Ik wil straks even helemaal niets aan mijn hoofd hebben
Straks, in de vakantie, wil ik even helemaal niets hoeven doen. Daarom moet ik nu – tussen Pinksteren en de zomervakantie – nóg harder rennen. Zo’n eindsprint trekt, schat ik, de helft van alle mensen in ons land. Hoe houden we dat vol?
De tijd tussen Pinksteren en de zomervakantie is voor veel mensen druk. De school van je eventuele kinderen, de leiding van je bedrijf, je sport- en hobbyverenigingen en natuurlijk de kerk organiseren precies in deze junimaand nog afscheidsborrels en lunches en ontbijtjes en avonden en uitjes, terwijl het werk ook gewoon nog veel van je eist. Je probeert je laatste deadlines nog te halen voordat je de deur achter je dichttrekt.

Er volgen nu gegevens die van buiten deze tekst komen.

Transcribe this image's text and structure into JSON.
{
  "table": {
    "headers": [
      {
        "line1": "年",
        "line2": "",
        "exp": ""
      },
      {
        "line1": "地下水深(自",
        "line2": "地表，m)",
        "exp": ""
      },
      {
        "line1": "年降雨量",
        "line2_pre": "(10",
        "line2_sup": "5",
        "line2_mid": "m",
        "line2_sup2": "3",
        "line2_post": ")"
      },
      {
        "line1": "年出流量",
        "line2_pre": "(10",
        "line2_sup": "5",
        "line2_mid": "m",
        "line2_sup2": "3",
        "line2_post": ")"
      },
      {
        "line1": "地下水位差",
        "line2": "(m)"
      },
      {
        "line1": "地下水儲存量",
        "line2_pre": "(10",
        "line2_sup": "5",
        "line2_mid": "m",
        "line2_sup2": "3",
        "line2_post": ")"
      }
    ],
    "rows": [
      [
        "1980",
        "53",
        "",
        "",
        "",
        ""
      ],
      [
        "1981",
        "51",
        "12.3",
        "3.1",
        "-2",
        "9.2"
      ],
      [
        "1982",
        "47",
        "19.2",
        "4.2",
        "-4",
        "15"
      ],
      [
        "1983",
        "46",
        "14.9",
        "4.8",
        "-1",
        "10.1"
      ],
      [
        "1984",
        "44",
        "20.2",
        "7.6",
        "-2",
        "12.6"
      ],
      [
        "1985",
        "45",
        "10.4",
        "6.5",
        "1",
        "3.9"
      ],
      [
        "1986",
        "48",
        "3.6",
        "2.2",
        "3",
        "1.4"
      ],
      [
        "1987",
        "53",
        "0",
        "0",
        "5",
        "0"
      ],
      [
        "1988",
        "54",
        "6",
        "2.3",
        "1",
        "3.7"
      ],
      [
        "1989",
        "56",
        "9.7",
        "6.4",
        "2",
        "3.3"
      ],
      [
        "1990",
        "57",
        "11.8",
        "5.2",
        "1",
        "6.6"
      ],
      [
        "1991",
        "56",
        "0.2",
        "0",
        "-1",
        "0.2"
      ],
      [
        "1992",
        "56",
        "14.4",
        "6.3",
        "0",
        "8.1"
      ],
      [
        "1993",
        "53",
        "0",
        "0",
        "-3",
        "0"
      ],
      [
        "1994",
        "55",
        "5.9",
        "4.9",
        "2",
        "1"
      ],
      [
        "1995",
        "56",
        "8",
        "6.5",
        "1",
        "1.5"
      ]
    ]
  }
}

Want in de zomermaanden zitten je collega’s nooit allemaal tegelijk op hun plek en is samenwerken lastiger. Daarnaast zijn er altijd weer mensen die je willen verleiden om nu alvast naar het volgende seizoen te kijken. Want leuk hoor, die weekjes vrij, maar wat gaan we daarná eigenlijk produceren?
Kroon
Periodieke rust is iets goeds. Volgens de Bijbel is het zelfs een heilige plicht. In zes dagen tijd schept God de hemel en de aarde en alles en iedereen erop en eraan. Op de zevende dag schept God eigenlijk alleen maar een luchtje – en daarmee wordt de rust geschapen. De mens ziet zichzelf graag als kroon op de schepping, maar misschien is de zalige rust juist de echte kroon. Diep ademhalen, tevreden om je heen kijken en, hoewel je ook terugdenkt aan wat er was en al nieuwe ideeën krijgt voor wat er komt, vooral genieten van wat er nu is. Dat is wat vakantie moet zijn.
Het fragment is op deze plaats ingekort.